Solución al pedido de Doña Angélica
Este jueves se conoció que la vendedora de bollos logró que la dejen estar en el lugar de siempre.
Su sobrina, Agustina Mamaní, explicó que llegaron a un acuerdo donde se establece que tanto ella como una comerciante de flores compartirán el espacio en cuestión.
Contó que el municipio le solicitó el uso de una vitrina de dimensiones más reducidas para no obstruir el paso ni afectar la visibilidad del otro comercio.
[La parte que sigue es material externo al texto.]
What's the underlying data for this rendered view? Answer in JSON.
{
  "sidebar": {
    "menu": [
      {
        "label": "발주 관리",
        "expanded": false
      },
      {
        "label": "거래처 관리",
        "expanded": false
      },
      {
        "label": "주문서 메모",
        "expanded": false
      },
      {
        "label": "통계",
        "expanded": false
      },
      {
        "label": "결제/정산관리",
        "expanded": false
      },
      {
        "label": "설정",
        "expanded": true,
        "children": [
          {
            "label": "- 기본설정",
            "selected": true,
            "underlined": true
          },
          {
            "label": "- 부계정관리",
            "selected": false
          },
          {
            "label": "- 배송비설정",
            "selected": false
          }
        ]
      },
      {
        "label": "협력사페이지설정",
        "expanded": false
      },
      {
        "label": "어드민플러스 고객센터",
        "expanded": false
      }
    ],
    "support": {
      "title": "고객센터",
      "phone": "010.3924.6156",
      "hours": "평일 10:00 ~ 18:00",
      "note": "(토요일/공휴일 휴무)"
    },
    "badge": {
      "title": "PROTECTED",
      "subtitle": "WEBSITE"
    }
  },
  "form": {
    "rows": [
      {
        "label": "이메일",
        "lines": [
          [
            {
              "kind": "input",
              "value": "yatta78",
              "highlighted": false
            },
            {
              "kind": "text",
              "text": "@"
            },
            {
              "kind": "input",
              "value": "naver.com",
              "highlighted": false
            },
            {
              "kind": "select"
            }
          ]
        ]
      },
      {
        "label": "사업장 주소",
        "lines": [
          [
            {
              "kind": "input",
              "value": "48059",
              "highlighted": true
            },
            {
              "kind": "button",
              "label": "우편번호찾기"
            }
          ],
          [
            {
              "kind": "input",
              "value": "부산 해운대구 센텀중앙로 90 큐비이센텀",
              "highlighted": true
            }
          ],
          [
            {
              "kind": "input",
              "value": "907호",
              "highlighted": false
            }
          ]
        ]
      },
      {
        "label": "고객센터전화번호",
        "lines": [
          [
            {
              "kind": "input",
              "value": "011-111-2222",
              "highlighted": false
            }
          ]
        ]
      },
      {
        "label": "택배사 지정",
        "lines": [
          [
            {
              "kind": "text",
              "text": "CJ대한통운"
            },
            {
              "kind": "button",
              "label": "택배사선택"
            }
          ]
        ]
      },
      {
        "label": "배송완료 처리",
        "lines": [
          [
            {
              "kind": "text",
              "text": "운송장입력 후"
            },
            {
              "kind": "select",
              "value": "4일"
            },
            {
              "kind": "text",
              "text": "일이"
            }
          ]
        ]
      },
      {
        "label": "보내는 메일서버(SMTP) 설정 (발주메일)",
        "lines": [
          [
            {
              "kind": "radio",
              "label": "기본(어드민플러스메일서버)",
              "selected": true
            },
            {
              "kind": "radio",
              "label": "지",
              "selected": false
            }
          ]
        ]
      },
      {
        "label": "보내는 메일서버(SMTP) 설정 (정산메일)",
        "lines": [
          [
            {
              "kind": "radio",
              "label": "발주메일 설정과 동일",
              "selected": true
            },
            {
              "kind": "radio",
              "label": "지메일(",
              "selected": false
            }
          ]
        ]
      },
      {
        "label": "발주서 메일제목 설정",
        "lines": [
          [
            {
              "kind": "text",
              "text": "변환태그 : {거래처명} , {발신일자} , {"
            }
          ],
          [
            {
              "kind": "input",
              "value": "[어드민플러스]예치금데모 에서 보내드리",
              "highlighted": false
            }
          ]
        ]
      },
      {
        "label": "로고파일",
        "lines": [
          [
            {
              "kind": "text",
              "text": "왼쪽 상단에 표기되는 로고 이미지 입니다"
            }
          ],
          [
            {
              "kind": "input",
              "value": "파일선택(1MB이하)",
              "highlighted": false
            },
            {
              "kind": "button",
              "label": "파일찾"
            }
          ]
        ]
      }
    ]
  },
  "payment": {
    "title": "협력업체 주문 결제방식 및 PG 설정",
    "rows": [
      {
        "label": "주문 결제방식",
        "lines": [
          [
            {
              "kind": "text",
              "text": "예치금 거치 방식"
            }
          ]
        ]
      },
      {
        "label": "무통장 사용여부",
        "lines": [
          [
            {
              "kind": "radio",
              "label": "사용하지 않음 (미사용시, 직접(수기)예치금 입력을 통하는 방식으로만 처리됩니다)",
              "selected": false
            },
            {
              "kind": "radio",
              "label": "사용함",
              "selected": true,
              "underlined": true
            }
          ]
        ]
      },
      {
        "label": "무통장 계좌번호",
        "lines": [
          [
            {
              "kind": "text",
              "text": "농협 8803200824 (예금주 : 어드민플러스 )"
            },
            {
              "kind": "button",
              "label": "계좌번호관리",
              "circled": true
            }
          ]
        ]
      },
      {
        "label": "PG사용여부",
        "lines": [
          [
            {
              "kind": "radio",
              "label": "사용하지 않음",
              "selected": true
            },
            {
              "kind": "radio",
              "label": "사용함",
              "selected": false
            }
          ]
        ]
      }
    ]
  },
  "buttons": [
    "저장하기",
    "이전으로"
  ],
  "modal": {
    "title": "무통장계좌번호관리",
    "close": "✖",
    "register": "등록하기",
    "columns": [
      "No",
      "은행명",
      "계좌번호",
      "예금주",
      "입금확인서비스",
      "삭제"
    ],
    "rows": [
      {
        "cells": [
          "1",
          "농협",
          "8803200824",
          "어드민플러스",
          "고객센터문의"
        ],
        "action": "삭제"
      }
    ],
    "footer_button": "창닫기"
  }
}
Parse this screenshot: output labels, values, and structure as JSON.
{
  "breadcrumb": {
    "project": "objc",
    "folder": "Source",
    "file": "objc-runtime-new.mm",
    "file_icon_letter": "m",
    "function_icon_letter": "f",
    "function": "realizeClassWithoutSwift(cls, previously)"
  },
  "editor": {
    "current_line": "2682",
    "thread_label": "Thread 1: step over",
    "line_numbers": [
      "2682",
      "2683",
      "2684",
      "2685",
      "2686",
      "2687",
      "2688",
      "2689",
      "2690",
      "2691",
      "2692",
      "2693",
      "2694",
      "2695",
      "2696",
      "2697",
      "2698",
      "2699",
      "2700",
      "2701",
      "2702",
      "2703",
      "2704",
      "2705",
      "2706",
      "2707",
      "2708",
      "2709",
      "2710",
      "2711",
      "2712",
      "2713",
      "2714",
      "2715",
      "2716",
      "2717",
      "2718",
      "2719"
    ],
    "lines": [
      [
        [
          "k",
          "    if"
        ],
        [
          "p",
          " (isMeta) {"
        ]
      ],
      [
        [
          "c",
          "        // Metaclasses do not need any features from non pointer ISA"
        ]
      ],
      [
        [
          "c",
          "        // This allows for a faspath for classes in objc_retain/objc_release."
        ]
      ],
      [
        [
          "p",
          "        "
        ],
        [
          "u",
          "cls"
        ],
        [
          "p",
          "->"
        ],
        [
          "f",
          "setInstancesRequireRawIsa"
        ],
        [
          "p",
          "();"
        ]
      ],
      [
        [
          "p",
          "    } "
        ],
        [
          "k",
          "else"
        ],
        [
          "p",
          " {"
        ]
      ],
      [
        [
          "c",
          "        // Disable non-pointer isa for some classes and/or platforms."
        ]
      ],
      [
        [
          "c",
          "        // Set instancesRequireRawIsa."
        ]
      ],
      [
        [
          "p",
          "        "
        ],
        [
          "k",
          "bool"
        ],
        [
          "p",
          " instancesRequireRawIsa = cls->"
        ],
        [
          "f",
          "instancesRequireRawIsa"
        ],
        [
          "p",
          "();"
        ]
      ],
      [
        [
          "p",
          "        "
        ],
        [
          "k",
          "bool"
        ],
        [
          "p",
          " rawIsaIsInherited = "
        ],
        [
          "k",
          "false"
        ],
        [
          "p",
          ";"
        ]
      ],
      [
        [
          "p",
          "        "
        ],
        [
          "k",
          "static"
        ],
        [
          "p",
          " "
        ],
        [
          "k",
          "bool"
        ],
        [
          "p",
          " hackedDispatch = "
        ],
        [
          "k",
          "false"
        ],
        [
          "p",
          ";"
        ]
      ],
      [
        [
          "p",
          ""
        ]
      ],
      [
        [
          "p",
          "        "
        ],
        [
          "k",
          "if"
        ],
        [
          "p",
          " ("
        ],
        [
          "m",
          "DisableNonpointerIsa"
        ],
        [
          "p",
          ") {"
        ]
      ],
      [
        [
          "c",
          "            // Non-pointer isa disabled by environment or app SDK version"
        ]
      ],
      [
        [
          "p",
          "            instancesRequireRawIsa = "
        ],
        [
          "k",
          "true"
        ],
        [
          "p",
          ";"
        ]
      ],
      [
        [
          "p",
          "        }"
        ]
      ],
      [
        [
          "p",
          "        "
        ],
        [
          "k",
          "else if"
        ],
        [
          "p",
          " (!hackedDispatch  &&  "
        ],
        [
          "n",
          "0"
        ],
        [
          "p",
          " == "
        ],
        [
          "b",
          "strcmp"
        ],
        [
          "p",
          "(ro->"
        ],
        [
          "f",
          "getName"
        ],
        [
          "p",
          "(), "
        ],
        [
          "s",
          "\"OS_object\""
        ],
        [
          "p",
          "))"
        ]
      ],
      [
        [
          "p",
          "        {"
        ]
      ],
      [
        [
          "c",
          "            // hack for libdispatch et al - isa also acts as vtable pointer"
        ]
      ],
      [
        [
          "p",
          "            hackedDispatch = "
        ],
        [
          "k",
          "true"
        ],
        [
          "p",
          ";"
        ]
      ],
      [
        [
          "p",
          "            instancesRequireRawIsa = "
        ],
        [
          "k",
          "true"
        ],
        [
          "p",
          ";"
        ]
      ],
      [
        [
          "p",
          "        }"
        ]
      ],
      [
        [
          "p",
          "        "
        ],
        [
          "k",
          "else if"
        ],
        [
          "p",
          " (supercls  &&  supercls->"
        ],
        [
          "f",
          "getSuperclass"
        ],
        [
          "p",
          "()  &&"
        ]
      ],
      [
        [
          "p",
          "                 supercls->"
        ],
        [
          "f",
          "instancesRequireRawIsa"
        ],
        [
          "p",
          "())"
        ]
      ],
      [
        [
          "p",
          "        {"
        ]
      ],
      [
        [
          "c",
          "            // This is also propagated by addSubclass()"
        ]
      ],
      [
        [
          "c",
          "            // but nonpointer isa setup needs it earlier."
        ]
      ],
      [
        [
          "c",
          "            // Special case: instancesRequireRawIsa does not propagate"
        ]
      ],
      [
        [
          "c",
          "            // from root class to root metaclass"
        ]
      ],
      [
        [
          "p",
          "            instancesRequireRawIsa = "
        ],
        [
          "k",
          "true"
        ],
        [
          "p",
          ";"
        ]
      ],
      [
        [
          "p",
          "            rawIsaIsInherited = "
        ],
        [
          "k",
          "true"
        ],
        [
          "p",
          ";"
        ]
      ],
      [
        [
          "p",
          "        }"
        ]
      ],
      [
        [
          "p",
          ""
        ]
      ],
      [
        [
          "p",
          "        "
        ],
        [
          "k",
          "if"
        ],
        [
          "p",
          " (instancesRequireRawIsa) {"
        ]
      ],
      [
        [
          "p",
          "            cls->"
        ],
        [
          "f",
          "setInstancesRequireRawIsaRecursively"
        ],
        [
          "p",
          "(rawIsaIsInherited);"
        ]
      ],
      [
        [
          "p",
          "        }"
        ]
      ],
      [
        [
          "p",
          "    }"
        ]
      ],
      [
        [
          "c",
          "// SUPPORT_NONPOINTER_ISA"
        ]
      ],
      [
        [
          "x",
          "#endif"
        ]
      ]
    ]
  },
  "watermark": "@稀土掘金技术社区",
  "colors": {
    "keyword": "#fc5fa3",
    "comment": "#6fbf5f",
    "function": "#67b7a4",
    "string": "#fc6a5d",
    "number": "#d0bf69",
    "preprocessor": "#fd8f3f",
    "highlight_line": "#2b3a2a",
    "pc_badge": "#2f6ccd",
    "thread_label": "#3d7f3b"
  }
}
Dijo que aunque la Jefa de Inspectores dio el visto bueno verbal, las vendedoras aguardan la inspección final para el "ok" definitivo sobre la disposición de los elementos de venta.
Por su parte, Angélica relató con emoción el esfuerzo que realizó para defender su derecho al espacio que ocupa hace años. Indicó que hizo todo por defender su único medio de vida.
Para cerrar, invitó a sus clientes habituales a volver a su puesto tradicional, asegurando que, mientras la municipalidad se lo permita, ella seguirá ofreciendo sus productos "en su lugar de siempre".